Le phénomène fantomatique est fortement ancré dans notre imaginaire. Dès l’enfance nous baignons dans l’univers inexpliqué du surnaturel. Les histoires de fantômes, racontées autour d’un feu de bois, rassemblées dans de nombreux contes et légendes, sont l’apanage des enfants mais aussi des adultes. L’enfant croit et l’adulte doute.
Pourtant, il semble que la question n’est pas de croire mais plutôt de rester ouvert à l’expérience et de réfléchir aux concepts qui entourent la manifestation des esprits. Pour Jean Liboiron, guide et conteur de la tournée des fantômes, il y aura toujours des gens qui essaieront de rationaliser le phénomène : « Beaucoup de gens suivent le tour pour se divertir et s’amuser. Mais à la toute fin quand on leur demande leurs impressions, beaucoup avouent avoir ressenti une présence lors de la visite, quelque chose d’inexplicable et de fort troublant ».

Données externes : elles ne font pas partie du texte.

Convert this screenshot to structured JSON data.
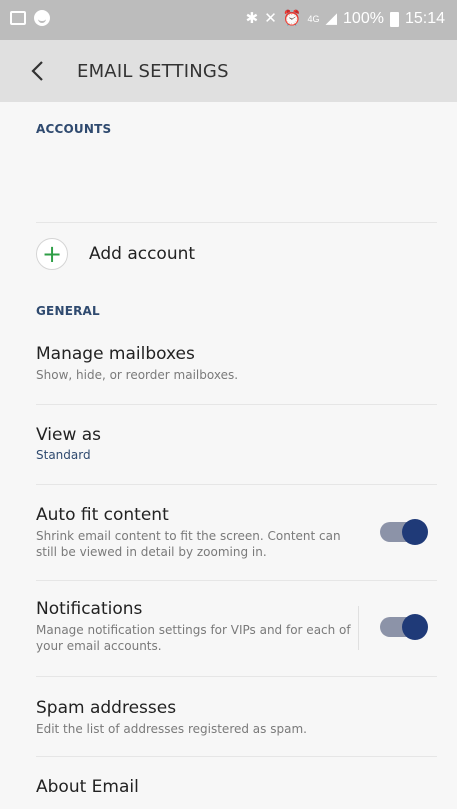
{
  "status_bar": {
    "network": "4G",
    "battery": "100%",
    "time": "15:14"
  },
  "header": {
    "title": "EMAIL SETTINGS"
  },
  "accounts": {
    "heading": "ACCOUNTS",
    "add_account_label": "Add account"
  },
  "general": {
    "heading": "GENERAL",
    "items": [
      {
        "title": "Manage mailboxes",
        "subtitle": "Show, hide, or reorder mailboxes."
      },
      {
        "title": "View as",
        "value": "Standard"
      },
      {
        "title": "Auto fit content",
        "subtitle": "Shrink email content to fit the screen. Content can still be viewed in detail by zooming in.",
        "enabled": true
      },
      {
        "title": "Notifications",
        "subtitle": "Manage notification settings for VIPs and for each of your email accounts.",
        "enabled": true
      },
      {
        "title": "Spam addresses",
        "subtitle": "Edit the list of addresses registered as spam."
      },
      {
        "title": "About Email"
      }
    ]
  }
}
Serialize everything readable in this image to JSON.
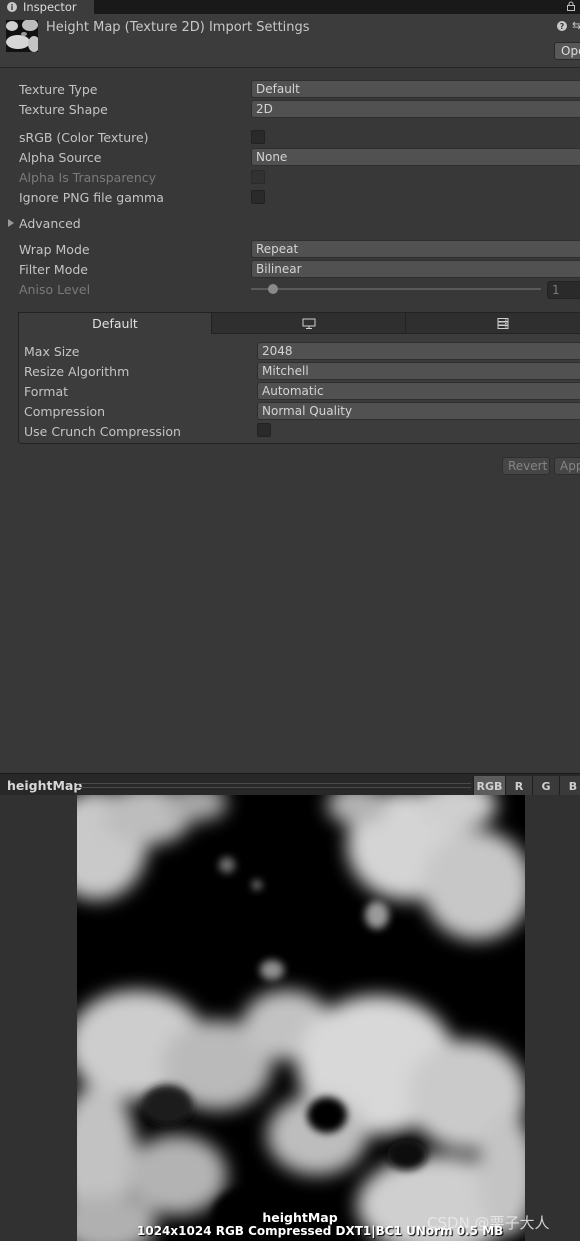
{
  "tab": {
    "label": "Inspector",
    "icon": "info-icon"
  },
  "header": {
    "title": "Height Map (Texture 2D) Import Settings",
    "open_label": "Open"
  },
  "fields": {
    "texture_type": {
      "label": "Texture Type",
      "value": "Default"
    },
    "texture_shape": {
      "label": "Texture Shape",
      "value": "2D"
    },
    "srgb": {
      "label": "sRGB (Color Texture)",
      "checked": false
    },
    "alpha_source": {
      "label": "Alpha Source",
      "value": "None"
    },
    "alpha_is_transparency": {
      "label": "Alpha Is Transparency",
      "checked": false
    },
    "ignore_png_gamma": {
      "label": "Ignore PNG file gamma",
      "checked": false
    },
    "advanced": {
      "label": "Advanced"
    },
    "wrap_mode": {
      "label": "Wrap Mode",
      "value": "Repeat"
    },
    "filter_mode": {
      "label": "Filter Mode",
      "value": "Bilinear"
    },
    "aniso_level": {
      "label": "Aniso Level",
      "value": "1"
    }
  },
  "platform": {
    "tabs": [
      {
        "label": "Default",
        "icon": null
      },
      {
        "label": "",
        "icon": "monitor-icon"
      },
      {
        "label": "",
        "icon": "server-icon"
      }
    ],
    "max_size": {
      "label": "Max Size",
      "value": "2048"
    },
    "resize_algorithm": {
      "label": "Resize Algorithm",
      "value": "Mitchell"
    },
    "format": {
      "label": "Format",
      "value": "Automatic"
    },
    "compression": {
      "label": "Compression",
      "value": "Normal Quality"
    },
    "crunch": {
      "label": "Use Crunch Compression",
      "checked": false
    }
  },
  "actions": {
    "revert": "Revert",
    "apply": "Apply"
  },
  "preview": {
    "title": "heightMap",
    "channels": [
      "RGB",
      "R",
      "G",
      "B"
    ],
    "active_channel": "RGB",
    "image_name": "heightMap",
    "info": "1024x1024  RGB Compressed DXT1|BC1 UNorm  0.5 MB"
  },
  "watermark": "CSDN @栗子大人",
  "colors": {
    "panel": "#383838",
    "header": "#3c3c3c",
    "field": "#515151",
    "text": "#c4c4c4"
  }
}
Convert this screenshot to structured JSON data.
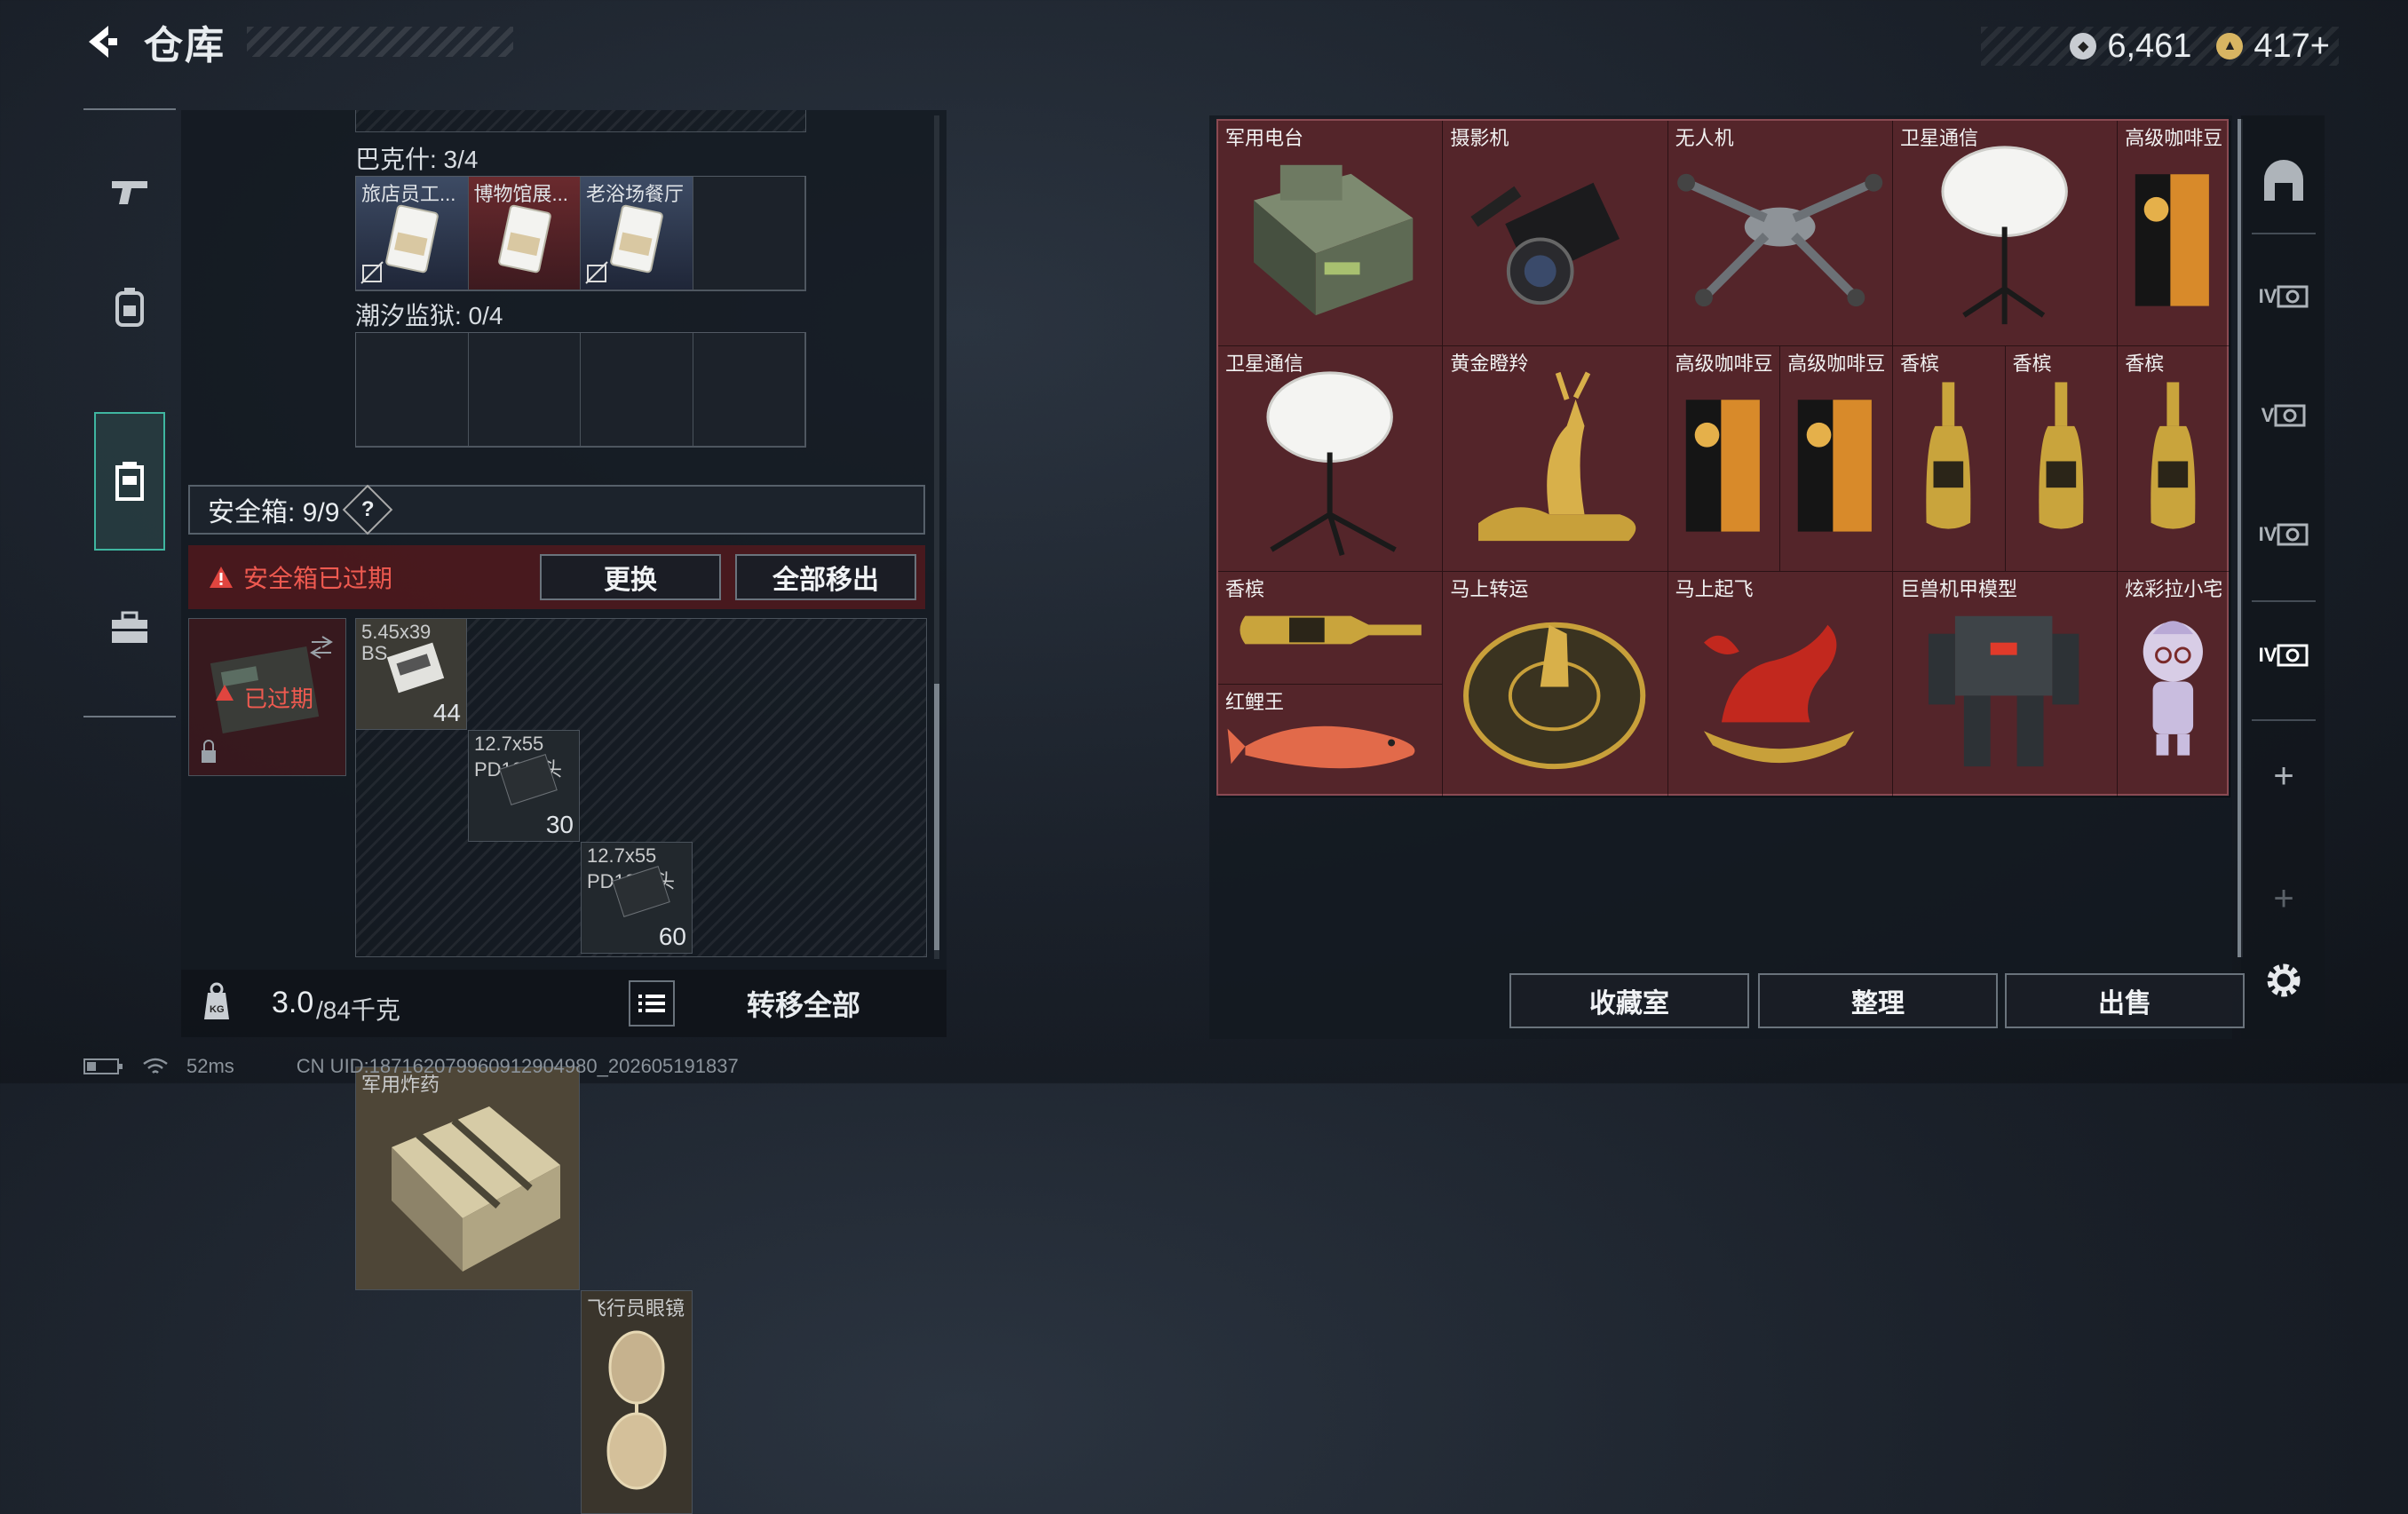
{
  "header": {
    "title": "仓库",
    "currency_silver": "6,461",
    "currency_gold": "417+"
  },
  "left_panel": {
    "map1_label": "巴克什: 3/4",
    "map1_items": [
      "旅店员工...",
      "博物馆展...",
      "老浴场餐厅"
    ],
    "map2_label": "潮汐监狱: 0/4",
    "safe_label": "安全箱: 9/9",
    "safe_help": "?",
    "expired_warning": "安全箱已过期",
    "replace_button": "更换",
    "move_all_out_button": "全部移出",
    "safe_box_status": "已过期",
    "ammo": [
      {
        "name": "5.45x39",
        "sub": "BS",
        "count": "44"
      },
      {
        "name": "12.7x55",
        "sub": "PD12双头",
        "count": "30"
      },
      {
        "name": "12.7x55",
        "sub": "PD12双头",
        "count": "60"
      }
    ],
    "explosive_name": "军用炸药",
    "glasses_name": "飞行员眼镜",
    "weight_current": "3.0",
    "weight_max": "/84千克",
    "transfer_all_button": "转移全部"
  },
  "right_grid": {
    "items": [
      "军用电台",
      "摄影机",
      "无人机",
      "卫星通信",
      "高级咖啡豆",
      "卫星通信",
      "黄金瞪羚",
      "高级咖啡豆",
      "高级咖啡豆",
      "香槟",
      "香槟",
      "香槟",
      "香槟",
      "红鲤王",
      "马上转运",
      "马上起飞",
      "巨兽机甲模型",
      "炫彩拉小宅"
    ]
  },
  "right_side": {
    "add_1": "+",
    "add_2": "+",
    "tiers": [
      "IV",
      "V",
      "IV",
      "IV"
    ]
  },
  "bottom_buttons": {
    "collection": "收藏室",
    "sort": "整理",
    "sell": "出售"
  },
  "status": {
    "latency": "52ms",
    "uid": "CN UID:18716207996091290498​0_202605191837"
  },
  "colors": {
    "accent_teal": "#3fb6a0",
    "item_bg_red": "#54252a",
    "warning_red": "#e0453f"
  }
}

La tournée des fantômes possède avant tout une mission éducative. « Sans que les gens s’en rendent trop compte, on leur donne en fait des leçons d’histoire », comme l’explique M. Liboiron, qui a lui-même réalisé les recherches à la base de ses récits : « C’est tout d’abord Claire Bélanger-Parker qui est revenue avec cette idée après un séjour à l’Est. Je me suis ensuite chargé d’entreprendre toutes les recherches nécessaires à la mise sur pied d’un programme crédible. Toutes nos sources ont ainsi été confirmées par plusieurs personnes. J’ai dû fouiller à la Bibiothèque municipale, particulièrement à la Prairie History Room, aux Archives de la Saskatchewan et dans divers ouvrages traitant de ce sujet, par exemple Ghosts of Saskatchewan and More Ghosts of Saskatchewan ».
La visite permet de descendre dans les entrailles historiques de la ville de Regina. Sur le parcours, on retrouve ainsi les vieilles pierres du Collège Building, de la Government’s House, de l’Hôpital général, du Casino. Le point d’ancrage de la tournée est sans doute la Government’s Houseoù les esprits batifolent abondamment. Un des esprits aime jouer des tours tandis qu’un autre ne supporte pas qu’un objet soit déplacé sans son consentement. L’ombre du singe préféré de l’ancien gouverneur Amédée Forget se balance de pièce en pièce laissant les observateurs tout à la fois incrédules et stupéfaits. Une autre curiosité se dessine au deuxième étage de la bâtisse. Il s’agit d’un mystérieux miroir qui reflète une image distordue de la réalité. Alors que rien ne bouge dans la pièce on peut observer un léger mouvement de va et vient dans le miroir. Un phénomène inexpliqué comme tant d’autres dans ce monument de l’histoire saskatchewanaise habité de souvenirs.
Le bâtiment Collège partage sa part de phénomènes paranormaux. Le plus mystérieux pour Jean Liboiron : « C’est celui du jeune militaire qui se serait suicidé en se jetant du haut de la bâtisse aux environs de 1940. Personne ne semble connaître les raisons de son geste, toujours est-il que son esprit continue à rôder. Plusieurs personnes l’aurait ainsi aperçu aux abords de la bâtisse. C’est donc un personnage que j’aimerais approfondir davantage pour la prochaine tournée ».
Pour les frissons et surtout pour en connaître un peu plus sur les personnages et les pierres de notre histoire, la tournée des fantômes vous attend de pied ferme l’année prochaine.
Vous avez vous aussi des histoires de fantômes à nous raconter? Allez-y, les meilleures seront publiées dans l’Eau vive!
Comment faire la différence? Il existe divers mots en français pour des phénomènes paranormaux bien différents.
Ainsi, un fantôme est une apparition surnaturelle d’une personne morte tandis qu’un esprit est un être immatériel, incorporel. Un revenant est qualifié d’âme d’un mort que l’on suppose revenir de l’autre monde sous une apparence physique. Un spectre, quant à lui, est une apparition effrayante d’un mort. Le fantôme qui suce le sang des vivants est bien-sûr le très célèbre vampire. De la même famille une goule est un vampire femelle des légendes orientales. Et pour finir en beauté… un lémure est le spectre d’un mort revenant tourmenter les vivants.